Looking ahead, the relatively early stage of IM development presents a critical opportunity for stakeholders to proactively shape its trajectory in alignment with societal expectations and ethical considerations. Future success will depend on embedding RRI principles into the full life cycle of microbiome engineering—from research design and testing to clinical deployment and public education. Developers must adopt reflexive, inclusive approaches that welcome diverse perspectives and anticipate long-term consequences. Policymakers and hospital systems can play pivotal roles by supporting transparent evaluation frameworks and participatory education strategies that empower staff and patients alike. As biotechnology continues to advance, microbiome-based innovations in hospitals offer a chance not only to address urgent challenges like antimicrobial resistance, but also to reimagine how science, health, and society interact.

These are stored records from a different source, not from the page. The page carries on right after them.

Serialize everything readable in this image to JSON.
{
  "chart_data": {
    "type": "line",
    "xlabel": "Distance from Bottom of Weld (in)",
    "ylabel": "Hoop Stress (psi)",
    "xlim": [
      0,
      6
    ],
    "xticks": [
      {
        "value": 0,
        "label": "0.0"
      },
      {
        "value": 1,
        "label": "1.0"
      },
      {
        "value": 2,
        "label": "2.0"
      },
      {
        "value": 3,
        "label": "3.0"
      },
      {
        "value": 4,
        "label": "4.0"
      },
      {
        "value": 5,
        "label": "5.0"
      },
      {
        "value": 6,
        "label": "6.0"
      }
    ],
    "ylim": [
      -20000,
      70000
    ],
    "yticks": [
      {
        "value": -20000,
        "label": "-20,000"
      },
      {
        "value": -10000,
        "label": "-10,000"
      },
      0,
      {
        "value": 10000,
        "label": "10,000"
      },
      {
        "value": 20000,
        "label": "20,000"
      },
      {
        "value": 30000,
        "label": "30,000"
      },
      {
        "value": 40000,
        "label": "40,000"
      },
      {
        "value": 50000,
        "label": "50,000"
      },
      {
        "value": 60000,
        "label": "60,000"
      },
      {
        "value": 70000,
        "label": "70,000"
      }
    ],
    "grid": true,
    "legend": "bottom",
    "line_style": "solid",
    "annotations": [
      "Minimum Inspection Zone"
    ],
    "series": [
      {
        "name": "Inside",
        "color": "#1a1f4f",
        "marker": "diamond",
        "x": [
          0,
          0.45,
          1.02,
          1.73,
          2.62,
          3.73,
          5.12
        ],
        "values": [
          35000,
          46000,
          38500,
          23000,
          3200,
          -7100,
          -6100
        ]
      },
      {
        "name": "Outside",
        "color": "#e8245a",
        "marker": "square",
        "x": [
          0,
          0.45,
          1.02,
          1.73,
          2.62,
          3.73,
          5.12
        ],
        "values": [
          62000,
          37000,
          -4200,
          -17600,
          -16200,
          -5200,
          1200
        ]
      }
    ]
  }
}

By embracing responsibility from the outset, stakeholders can ensure that microbiome engineering technologies are not only effective, but also equitable, trusted, and ethically grounded in the values of the communities they are intended to serve.

Disclaimer

The funders had no role in study design, data collection and analysis, decision to publish, or preparation of the manuscript. The views and opinions expressed in this work are those of the authors and do not necessarily reflect the official policy or position of any affiliated institutions, organizations, or agencies.